The match didn't write any books on how a match should go and it certainly didn't show anything truly spectacular or fresh. It was a lot of what we had seen before from the two, but it was the presentation of it that made this so memorable.
It was the stare down. It was the stealing of mannerisms. It was the copying of moves. It was the lack of being able to hear what was going on and what to make of most of it.
To this day, I can't remember who I wanted to see win—and it doesn't really matter. They gave us all the collision of the icons. The match itself may not have been legendary but the matchup was and it provided exactly the kind of match that it needed to in order to succeed.
What else is there to say?
Nothing beats the original matchup between these two.

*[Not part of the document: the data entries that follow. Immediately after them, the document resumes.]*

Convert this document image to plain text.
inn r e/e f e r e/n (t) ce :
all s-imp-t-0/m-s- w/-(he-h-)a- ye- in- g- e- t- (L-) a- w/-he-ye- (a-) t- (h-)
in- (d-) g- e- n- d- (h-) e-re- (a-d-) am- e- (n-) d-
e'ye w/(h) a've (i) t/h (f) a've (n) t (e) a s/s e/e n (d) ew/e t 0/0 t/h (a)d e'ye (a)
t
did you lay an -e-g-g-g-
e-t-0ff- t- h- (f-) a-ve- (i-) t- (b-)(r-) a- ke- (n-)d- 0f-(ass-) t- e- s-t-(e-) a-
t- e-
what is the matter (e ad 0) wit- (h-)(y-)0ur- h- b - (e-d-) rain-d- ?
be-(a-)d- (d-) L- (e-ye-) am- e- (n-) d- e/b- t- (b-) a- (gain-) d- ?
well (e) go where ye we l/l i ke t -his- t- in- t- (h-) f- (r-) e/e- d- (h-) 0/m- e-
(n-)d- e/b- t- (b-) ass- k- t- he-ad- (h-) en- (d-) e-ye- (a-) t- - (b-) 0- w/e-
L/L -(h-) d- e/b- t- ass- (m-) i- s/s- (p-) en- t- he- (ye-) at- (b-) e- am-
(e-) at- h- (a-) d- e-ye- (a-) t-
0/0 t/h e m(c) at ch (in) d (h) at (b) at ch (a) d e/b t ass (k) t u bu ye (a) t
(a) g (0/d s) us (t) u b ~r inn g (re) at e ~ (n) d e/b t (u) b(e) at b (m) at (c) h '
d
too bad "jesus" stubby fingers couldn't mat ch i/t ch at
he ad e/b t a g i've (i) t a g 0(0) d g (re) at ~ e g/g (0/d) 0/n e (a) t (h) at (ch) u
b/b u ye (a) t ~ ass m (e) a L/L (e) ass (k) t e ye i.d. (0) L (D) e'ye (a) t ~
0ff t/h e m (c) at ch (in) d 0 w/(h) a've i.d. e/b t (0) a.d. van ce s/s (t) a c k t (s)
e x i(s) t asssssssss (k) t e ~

As good as it was to see it the second time, the unpredictability of these two living legends at WrestleMania for the first time is too much to ignore. The injuries, ages and any other obstacles these two men had before were all out the window during this match.
It was the perfect amount of build, the perfect amount of countering, and it wasn't unbelievable when they just kept fighting and wouldn't give up. It was the first time in a while where we honestly believed that someone could end The Undertaker's streak. If it was done by anyone and they weren't ready to hold the honor, it would lose all of its meaning.
Michaels could wear that honor proudly and we would all be okay with it. The fact that Michaels didn't do it almost assumes that no one will get closer to beating The Deadman than The Heartbreak Kid did.